Monday, February 9, 2009

Super Mister Potato Head

Tater Tots! (I ordered mine well done...)

Tiny fried crispy friends! Reminiscent of grade 4! Tater tots, in the able hands of the staff at the Waterfront location of Bar Louie, are as surprisingly great eats as were some of the other offerings we enjoyed from this little chain restaurant's kitchen. Some, not so much... but definitely not BAD, well priced, and right across from the movie theatre.

seriously?

I know that I have custom of disdain for chain restaurants, but this was decent.

seriously!

I had a black cherry mojito - which is actually more of a blackberry mojito. It was tasty but seemingly ethanol-free. T enjoyed a traditional mojito and was surprisingly buzzed after about 1/8th of it. So, ymmv. Fresh blackberries made mine tasty, though. Don't tell my mother, but I kinda pounded it, and still, nuthin.

For my main course, I ordered a "small plate" of pot roast sliders. Now, I do have a small gripe here - two, actually. gripe #1: these aren't sliders - they're a smallish sandwich on some weirdly mushy shite bread that has been cut into four pieces. gripe #2: the meat is supposed to be accompanied by horseradish mashed potatoes. Fascinatingly, this is yet another of the burgh's missing ingredients - no horseradish. As I have said before, kids, the nose knows. And horseradish is an easy one.
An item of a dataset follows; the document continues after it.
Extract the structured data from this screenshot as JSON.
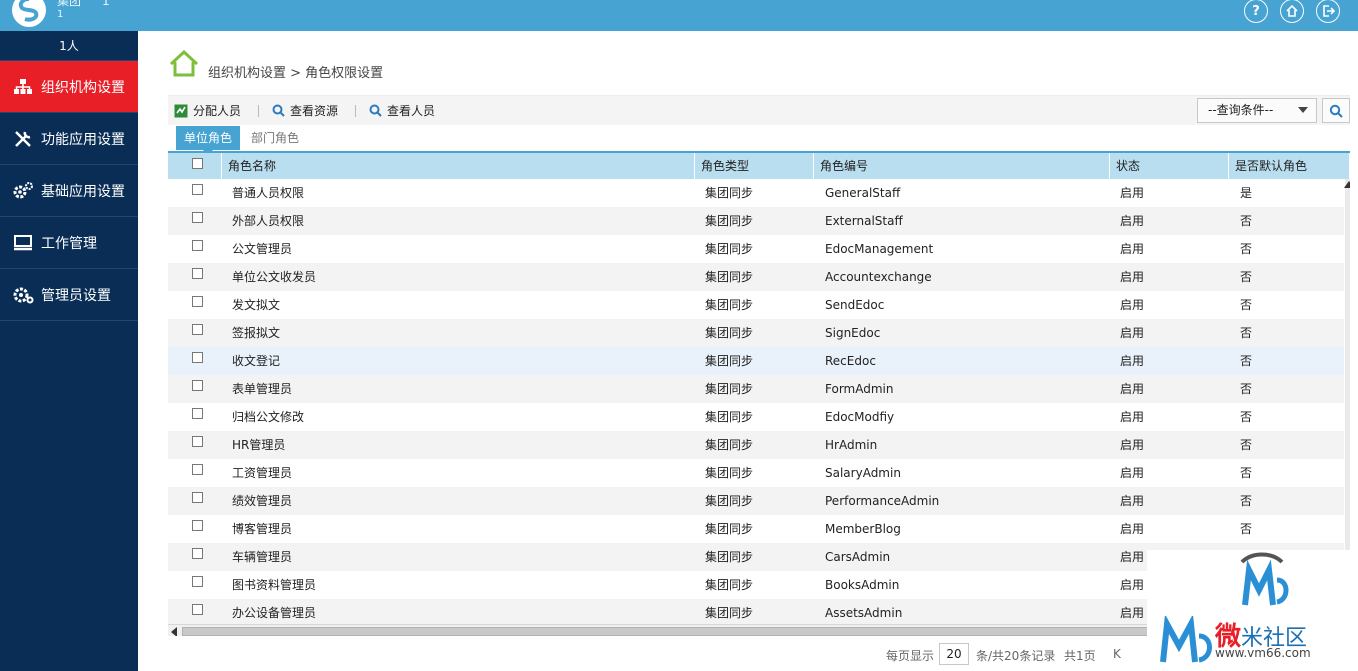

So, the sliders were ok - a lot of bread, little meat, bland-ish flavor from the mysteriously missing horseradish, but the meat itself was tender, fat fully rendered out, and good if not stingy in portion.

BUT

I got a side of tater tots.

Which is precisely what you should do if you find yourself down at the waterworks and want a drink and salty snack. Definitely the finest iteration of this Reagan-era school lunch vegetable that I have ever seen. I suspect they're high temp deep friend to crispy perfection, and then dusted with a spice-salt mix that smells like it contains dehydrated tomato, black pepper, and I am not sure what else. Nummy. Crispy. Infantile. $3.50 bought more than two diners could down - we managed less than half. And no hair nets and lunch ladies. No detention if you throw 'em. But I wouldn't waste this junk food nirvana.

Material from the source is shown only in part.